Testing involves the interplay of sample size, significance level, statistical power, and effect size, and we examined how probabilistic decisions emerge as functions of these.
The ability to generate synthetic data has also let us simulate questionable research practices (QRPs) and conduct sample-size planning. Linear models and their extensions can likewise be approached from the perspective of the data-generating mechanism.
We have surveyed the spread of linear models — general linear models, generalised linear models, generalised linear mixed models, hierarchical linear models — each refining the fit to its data. Complex is not, of course, better; simpler models are preferable when they suffice, but applying a model that does not fit the data merely because it is simple is inappropriate.
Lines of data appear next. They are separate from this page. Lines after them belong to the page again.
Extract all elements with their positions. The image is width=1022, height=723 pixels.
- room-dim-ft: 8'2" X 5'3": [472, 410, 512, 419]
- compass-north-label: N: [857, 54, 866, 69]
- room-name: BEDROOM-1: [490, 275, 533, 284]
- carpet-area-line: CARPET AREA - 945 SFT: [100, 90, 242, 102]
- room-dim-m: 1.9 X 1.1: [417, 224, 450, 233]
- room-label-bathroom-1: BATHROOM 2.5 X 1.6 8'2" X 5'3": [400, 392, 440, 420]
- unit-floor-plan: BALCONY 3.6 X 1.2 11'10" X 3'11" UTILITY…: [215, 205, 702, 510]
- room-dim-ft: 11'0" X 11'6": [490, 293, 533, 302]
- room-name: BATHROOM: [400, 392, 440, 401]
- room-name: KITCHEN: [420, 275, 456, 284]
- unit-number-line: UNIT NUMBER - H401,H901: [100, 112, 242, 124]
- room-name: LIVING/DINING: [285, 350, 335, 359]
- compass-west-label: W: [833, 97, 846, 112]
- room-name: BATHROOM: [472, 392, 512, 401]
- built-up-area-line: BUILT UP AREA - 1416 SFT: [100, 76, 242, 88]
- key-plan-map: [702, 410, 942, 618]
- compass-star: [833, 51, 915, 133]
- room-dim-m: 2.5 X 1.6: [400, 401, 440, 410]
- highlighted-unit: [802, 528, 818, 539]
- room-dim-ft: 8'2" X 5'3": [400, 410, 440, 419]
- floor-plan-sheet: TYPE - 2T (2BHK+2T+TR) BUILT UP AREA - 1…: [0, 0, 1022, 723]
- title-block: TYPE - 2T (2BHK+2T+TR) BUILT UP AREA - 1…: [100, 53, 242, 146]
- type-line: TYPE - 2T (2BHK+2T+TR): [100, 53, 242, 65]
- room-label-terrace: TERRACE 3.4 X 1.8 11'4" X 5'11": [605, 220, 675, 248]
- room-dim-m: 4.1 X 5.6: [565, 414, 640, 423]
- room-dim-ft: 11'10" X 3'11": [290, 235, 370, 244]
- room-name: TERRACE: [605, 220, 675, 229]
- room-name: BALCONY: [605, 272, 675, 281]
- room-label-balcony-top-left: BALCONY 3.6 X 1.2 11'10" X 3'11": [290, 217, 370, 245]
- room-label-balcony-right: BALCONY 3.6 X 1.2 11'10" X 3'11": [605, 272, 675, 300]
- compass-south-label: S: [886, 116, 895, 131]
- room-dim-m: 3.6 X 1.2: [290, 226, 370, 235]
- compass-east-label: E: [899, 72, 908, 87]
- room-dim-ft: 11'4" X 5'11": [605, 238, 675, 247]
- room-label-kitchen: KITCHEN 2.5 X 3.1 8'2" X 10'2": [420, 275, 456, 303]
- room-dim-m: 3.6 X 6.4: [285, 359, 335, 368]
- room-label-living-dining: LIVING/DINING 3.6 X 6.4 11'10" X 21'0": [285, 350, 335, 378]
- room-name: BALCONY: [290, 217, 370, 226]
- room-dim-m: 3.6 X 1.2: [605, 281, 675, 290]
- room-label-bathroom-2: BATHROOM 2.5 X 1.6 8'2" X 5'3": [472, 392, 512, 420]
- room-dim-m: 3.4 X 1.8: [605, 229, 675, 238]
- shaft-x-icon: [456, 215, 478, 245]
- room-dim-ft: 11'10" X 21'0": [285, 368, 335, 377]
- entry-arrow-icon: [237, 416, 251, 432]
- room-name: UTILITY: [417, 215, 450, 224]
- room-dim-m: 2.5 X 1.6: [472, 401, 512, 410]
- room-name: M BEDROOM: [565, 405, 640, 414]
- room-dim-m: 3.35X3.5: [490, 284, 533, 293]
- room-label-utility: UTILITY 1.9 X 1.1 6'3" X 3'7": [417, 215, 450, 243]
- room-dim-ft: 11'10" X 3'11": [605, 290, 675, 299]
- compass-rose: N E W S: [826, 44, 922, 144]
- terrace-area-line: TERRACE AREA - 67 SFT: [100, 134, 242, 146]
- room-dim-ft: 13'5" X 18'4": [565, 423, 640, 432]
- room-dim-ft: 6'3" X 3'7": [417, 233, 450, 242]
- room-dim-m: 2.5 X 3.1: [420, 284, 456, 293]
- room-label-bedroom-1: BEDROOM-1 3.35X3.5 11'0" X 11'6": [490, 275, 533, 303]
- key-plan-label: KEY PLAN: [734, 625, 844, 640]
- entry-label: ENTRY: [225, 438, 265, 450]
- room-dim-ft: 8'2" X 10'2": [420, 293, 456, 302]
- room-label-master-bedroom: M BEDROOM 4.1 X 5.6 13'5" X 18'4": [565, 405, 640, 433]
As models grow more complex, estimation methods have moved from least squares to maximum likelihood to Bayesian estimation. All three estimate the same population parameters; none is intrinsically superior, and they should arrive at the same substantive conclusion. The choice can feel ideological, but as users we are free to pick whichever is most useful in practice.
For more advanced work we also touched on probabilistic programming languages, which let us write down data-generating mechanisms directly and have them yield parameter estimates.
Using a probabilistic programming language requires programming skill, an understanding of Bayesian statistics, and familiarity with MCMC theory and practice. Acquiring these skills, however, vastly broadens the range of analyses available to you. Rather than picking from a menu of pre-existing models, you can design your own. The degrees of freedom are essentially unlimited, and the creative process of imagining and constructing a model is genuinely enjoyable. Along the way you will also better understand how the existing canonical models are themselves designed.
MCMC realises probability as random numbers. Whether via MCMC or other techniques, working with random samples to give probability a concrete form is the path to becoming fluent with statistical models. Tools are to be used, not to use us.
18.1 Final exercises
In a test of zero correlation, suppose the true correlation is \(\rho = 0.4\) and you draw a sample of size \(n = 20\). Plot, on the same axes, the sampling distribution under the null and the sampling distribution under the truth, and visualise the critical value at \(\alpha = 0.05\) and the resulting power. (Reference: 南風原 (2002), p. 144.)
In a two-factor between-subjects ANOVA design, write code that produces a synthetic dataset for which only the interaction is significant. Also include the
anovakunanalysis of the synthetic data to confirm it.Write code that produces a dataset of three groups, each with two variables \(X\) and \(Y\), with a correlation of around \(r = -0.3\) within each group but a positive overall correlation when the groups are pooled. Visualise the data as a scatter plot colour-coded by group.
- Hint: generate regression-style data for each group with a constant slope \(\beta_1 = -0.3\), varying the intercept \(\beta_0\) across groups.
- Goal: demonstrate the importance of visualisation when interpreting correlations, and motivate the use of hierarchical linear models.